The aircraft’s pilot, Franz Lichtermann, chafed at the
monotonous hours spent searching the trackless sea. He
longed to be in a fighter squadron, fighting the real war, not
loitering thousands of feet above frigid nothingness hoping
to spot Allied shipping for someone else to sink. Back at base,
Lichtermann maintained a high level of military decorum
and expected the same from his men. However, when they
were on patrol and the minutes stretched with the elasticity
of India rubber, he allowed a certain amount of familiarity
among the five-man crew.
‘That should help,’ he commented over the intercom and
jerked his head in the direction of the dazzling moon.
‘Or its reflection will hide a convoy’s wake,’ his copilot,
Max Ebelhardt, replied in his customary pessimistic tone.
‘With the sea this calm we’ll spot them even if they’ve
stopped to ask for directions.’
‘Do we even know if anyone’s out here?’ The question
came from the crew’s youngest member, Ernst Kessler.
Kessler was the Kondor’s rear gunner and sat scrunched at
the aft of the ventral gondola that ran the partial length of
the aircraft’s fuselage. From behind his Plexiglas shield and
over the barrel of a single MG-15 machine gun, he could
see nothing other than what the Kondor had already flown
over.
‘The squadron commander assured me that a U-boat
returning from patrol spotted at least a hundred ships two
days ago above the Faeroe Islands,’ Lichtermann told his
crew. ‘The ships were heading north, so they’ve got to be
out here somewhere.’
‘More likely, the U-boat commander just wanted to
report something after missing with all his torpedoes,’ Ebelhardt
groused, and made a face after a sip of tepid ersatz
coffee.
‘I’d rather just spot them, then sink them,’ Ernst Kessler
said.

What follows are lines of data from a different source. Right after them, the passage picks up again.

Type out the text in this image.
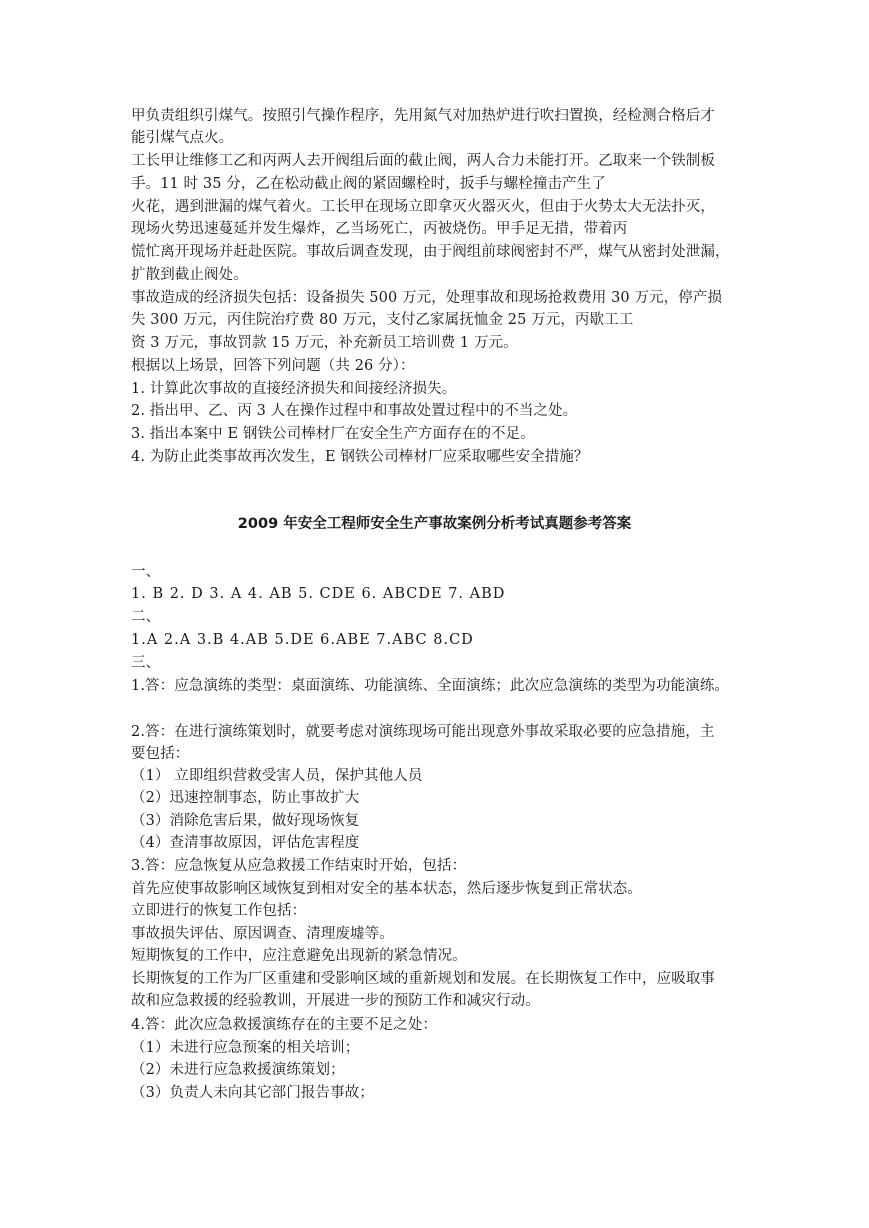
甲负责组织引煤气。按照引气操作程序，先用氮气对加热炉进行吹扫置换，经检测合格后才
能引煤气点火。
工长甲让维修工乙和丙两人去开阀组后面的截止阀，两人合力未能打开。乙取来一个铁制板
手。11 时 35 分，乙在松动截止阀的紧固螺栓时，扳手与螺栓撞击产生了
火花，遇到泄漏的煤气着火。工长甲在现场立即拿灭火器灭火，但由于火势太大无法扑灭，
现场火势迅速蔓延并发生爆炸，乙当场死亡，丙被烧伤。甲手足无措，带着丙
慌忙离开现场并赶赴医院。事故后调查发现，由于阀组前球阀密封不严，煤气从密封处泄漏，
扩散到截止阀处。
事故造成的经济损失包括：设备损失 500 万元，处理事故和现场抢救费用 30 万元，停产损
失 300 万元，丙住院治疗费 80 万元，支付乙家属抚恤金 25 万元，丙歇工工
资 3 万元，事故罚款 15 万元，补充新员工培训费 1 万元。
根据以上场景，回答下列问题（共 26 分）：
1. 计算此次事故的直接经济损失和间接经济损失。
2. 指出甲、乙、丙 3 人在操作过程中和事故处置过程中的不当之处。
3. 指出本案中 E 钢铁公司棒材厂在安全生产方面存在的不足。
4. 为防止此类事故再次发生，E 钢铁公司棒材厂应采取哪些安全措施？
2009 年安全工程师安全生产事故案例分析考试真题参考答案
一、
1. B 2. D 3. A 4. AB 5. CDE 6. ABCDE 7. ABD
二、
1.A 2.A 3.B 4.AB 5.DE 6.ABE 7.ABC 8.CD
三、
1.答：应急演练的类型：桌面演练、功能演练、全面演练；此次应急演练的类型为功能演练。
2.答：在进行演练策划时，就要考虑对演练现场可能出现意外事故采取必要的应急措施，主
要包括：
（1） 立即组织营救受害人员，保护其他人员
（2）迅速控制事态，防止事故扩大
（3）消除危害后果，做好现场恢复
（4）查清事故原因，评估危害程度
3.答：应急恢复从应急救援工作结束时开始，包括：
首先应使事故影响区域恢复到相对安全的基本状态，然后逐步恢复到正常状态。
立即进行的恢复工作包括：
事故损失评估、原因调查、清理废墟等。
短期恢复的工作中，应注意避免出现新的紧急情况。
长期恢复的工作为厂区重建和受影响区域的重新规划和发展。在长期恢复工作中，应吸取事
故和应急救援的经验教训，开展进一步的预防工作和减灾行动。
4.答：此次应急救援演练存在的主要不足之处：
（1）未进行应急预案的相关培训；
（2）未进行应急救援演练策划；
（3）负责人未向其它部门报告事故；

The gentle lad was barely eighteen, and had harbored
ambitions of being a doctor before he had been drafted.
Because he came from a poor rural family in Bavaria, his
chances of an advanced education were nil, but that didn’t
prevent him from spending his off-hours with his nose buried
in medical journals and texts.
‘That isn’t the proper attitude of a German warrior,’ Lichtermann
admonished gently. He was thankful that they had never
come under enemy attack. He doubted Kessler would have the
stomach to open fire with his machine gun, but the boy was
the only member of his crew who could sit facing aft for hour
after hour without becoming incapacitated by nausea.
He thought grimly about all the men dying on the Eastern
Front, and about how the tanks and planes shipped to the
Russians prolonged the inevitable fall of Moscow. Lichtermann
would be more than happy to sink a few ships
himself.
Another tedious hour dragged by, the men peering
into the night in hopes of spotting the convoy. Ebelhardt
tapped Lichtermann on the shoulder and pointed to his
log. Although the fore gunner kneeling at the front of the
ventral gondola was the official navigator, Ebelhardt actually
calculated their flight time and direction, and he was indicating
that it was time for them to turn and search another
swath of open sea.
Lichtermann applied rudder and eased over the yoke in
an easy turn to port, never taking his eyes off the horizon,
as the moon seemed to swing across the sky.
Ernst Kessler prided himself at having the sharpest eyes
aboard the aircraft. When he was a boy, he would dissect
dead animals he found around the family farm to learn their
anatomy, comparing what he saw to books on the subject.
He knew his keen vision and steady hands would make him
an excellent doctor. His senses, however, were just as adept
at finding an enemy convoy.
By rights of his aft-facing station, he shouldn’t have been
the one to spot it, but he did. As the plane canted over, an
unnatural glint caught his attention, a flash of white far from
the moon’s reflection.
‘Captain!’ Kessler cried over the intercom. ‘Starboard side,
bearing about three hundred.’
‘What did you see?’ The primeval thrill of the hunt edged
Lichtermann’s voice.
‘I’m not sure, sir. Something. A glimmer of some kind.’